Every day, Wall Street analysts upgrade some stocks, downgrade others, and "initiate coverage" on a few more. But do these analysts even know what they're talking about? Today, we're taking one high-profile Wall Street pick and putting it under the microscope...

2017 has been a good year for owners of Illumina (ILMN -1.28%) stock. Shares of the genetic testing equipment maker are up nearly 50% since the year began, and received a healthy 14% bump in stock price after reporting fiscal second-quarter earnings last week.

But one analyst thinks Illumina could go up even more. Here are three things you need to know about that.

DNA letters ATGC listed on a colorful ribbon

Image source: Getty Images.

1. What Illumina said

Illumina blew away expectations last week, reporting 10% sales growth to more than $660 million total for Q2. Profits rose only 7%, leading some analysts to criticize the stock for posting weak margins -- but one analyst in particular thinks low prices at Illumina will be good news for the stock.

And Illumina did beat expectations, earning $0.82 per share when analysts had forecast only $0.69, pro forma.

2. What Canaccord Genuity said about what Illumina said

Reviewing Illumina's results, Canaccord came to the conclusion that Illumina stock is a buy -- and priced at $194 and change today, could rise as high as $215 over the next year, delivering to shareholders a more-than-10% profit. Why?

As explained in a note on StreetInsider.com (requires subscription) this morning, "as ILMN drops sequencing costs, new demand rises." The analyst noted that "the biggest surprise to us has been orders from customers new-to-sequencing." Turns out customers like the idea of low prices, and as Illumina reduces the cost of its services, more customers are finding they can afford to buy genetic sequencing technology -- and are finding more uses for it.

Canaccord believes Illumina's business will benefit from "major waves of cancer [research] growth, including both the development of companion diagnostics for targeted IO therapies, to massive oncology studies (GRAIL and Guardant Health)." At the same time, existing customers of Illumina's entry-level benchtop gene sequencers are starting to upgrade to more expensive and more capable NovaSeq machines.
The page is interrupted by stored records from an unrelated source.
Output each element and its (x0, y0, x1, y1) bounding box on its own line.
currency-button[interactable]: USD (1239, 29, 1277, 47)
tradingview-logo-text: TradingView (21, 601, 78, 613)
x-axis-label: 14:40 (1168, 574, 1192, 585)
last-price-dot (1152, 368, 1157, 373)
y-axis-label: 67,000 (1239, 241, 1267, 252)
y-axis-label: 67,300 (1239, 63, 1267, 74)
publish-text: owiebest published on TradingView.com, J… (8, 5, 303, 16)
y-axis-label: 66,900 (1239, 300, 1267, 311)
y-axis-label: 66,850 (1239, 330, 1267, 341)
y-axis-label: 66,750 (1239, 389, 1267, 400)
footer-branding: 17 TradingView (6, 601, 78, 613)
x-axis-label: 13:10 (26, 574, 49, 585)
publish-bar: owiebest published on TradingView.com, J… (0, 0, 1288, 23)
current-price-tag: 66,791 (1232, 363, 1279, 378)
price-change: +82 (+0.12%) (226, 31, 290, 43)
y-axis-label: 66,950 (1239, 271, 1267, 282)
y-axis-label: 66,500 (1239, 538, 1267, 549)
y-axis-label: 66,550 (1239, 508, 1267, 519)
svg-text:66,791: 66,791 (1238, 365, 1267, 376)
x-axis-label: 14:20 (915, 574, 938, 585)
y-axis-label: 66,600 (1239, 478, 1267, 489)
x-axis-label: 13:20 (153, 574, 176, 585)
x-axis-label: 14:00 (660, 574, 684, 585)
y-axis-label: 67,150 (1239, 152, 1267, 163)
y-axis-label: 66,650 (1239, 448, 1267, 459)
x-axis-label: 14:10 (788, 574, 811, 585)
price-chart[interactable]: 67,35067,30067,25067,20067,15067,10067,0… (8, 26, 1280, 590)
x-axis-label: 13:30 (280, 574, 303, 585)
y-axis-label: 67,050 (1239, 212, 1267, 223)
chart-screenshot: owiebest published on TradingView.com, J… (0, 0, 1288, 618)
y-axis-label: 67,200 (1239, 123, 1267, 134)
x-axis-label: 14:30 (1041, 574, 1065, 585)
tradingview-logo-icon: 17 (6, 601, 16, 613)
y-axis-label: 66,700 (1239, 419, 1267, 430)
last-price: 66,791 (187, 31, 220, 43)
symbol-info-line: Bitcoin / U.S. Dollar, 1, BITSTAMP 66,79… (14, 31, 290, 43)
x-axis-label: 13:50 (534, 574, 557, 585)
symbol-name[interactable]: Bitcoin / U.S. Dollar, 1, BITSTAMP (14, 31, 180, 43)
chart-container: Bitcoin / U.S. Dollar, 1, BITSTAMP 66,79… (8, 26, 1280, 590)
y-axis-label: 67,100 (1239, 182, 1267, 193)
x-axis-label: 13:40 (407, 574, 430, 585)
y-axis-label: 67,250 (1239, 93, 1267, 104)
Canaccord notes that fully "1/3 of ILMN's 95 orders in Q2" came from existing customers upgrading their equipment -- and this upgrade cycle is expected to run for more than two more years.

3. How far can Illumina run?

Of course, there's still the question of whether a stock, up 50% already this year, still has room to run. Canaccord's prediction of a 10% rise in stock price, after all, doesn't seem all that optimistic in a stock market where the average stock has gained nearly 10% a year over the past 50 years.

It's also worth pointing out that after making its big run earlier this year, Illumina stock is far from cheap. Valued on GAAP earnings, Illumina stock sells for more than 39 times earnings. Valued more conservatively on free cash flow, Illumina's valuation is even steeper -- nearly 71 times cash profits, using free cash flow data provided by S&P Global Market Intelligence. And against those valuations lie the analyst estimates, which S&P Global says circle average expectations of less than 15% annual earnings growth for Illumina over the next five years.

That works out to a PEG ratio of 2.7 for Illumina stock, and a price-to-free-cash-flow-to-growth ratio of nearly 5.

Bonus thing: Why the analysts might be wrong

All that being said, it's worth pointing out that these same analysts projecting sub-15% earnings growth for Illumina were wrong about what the company earned last quarter. They could be wrong about the 15% forward growth rate as well.

What might they be getting wrong? Last week, fellow Fool and healthcare specialist Keith Speights laid out a series of 10 reasons Illumina "should only get better" as time goes on.

Among these were several of the reasons Canaccord cited in its write-up today -- the NovaSeq upgrades and new customer acquisitions, for example. But Keith also highlighted how Illumina is benefiting from burgeoning consumer interest in products such as gene testing from 23andMe, how new orders are probably coming down the pike as academic researchers receive approval of grant applications, and how other orders have already been placed and are working their way through backlog.

All of this suggests that when other analysts predict less than 15% growth in earnings at Illumina, they could turn out to be overly conservative. It's happened before -- last week, in fact -- and it could happen again.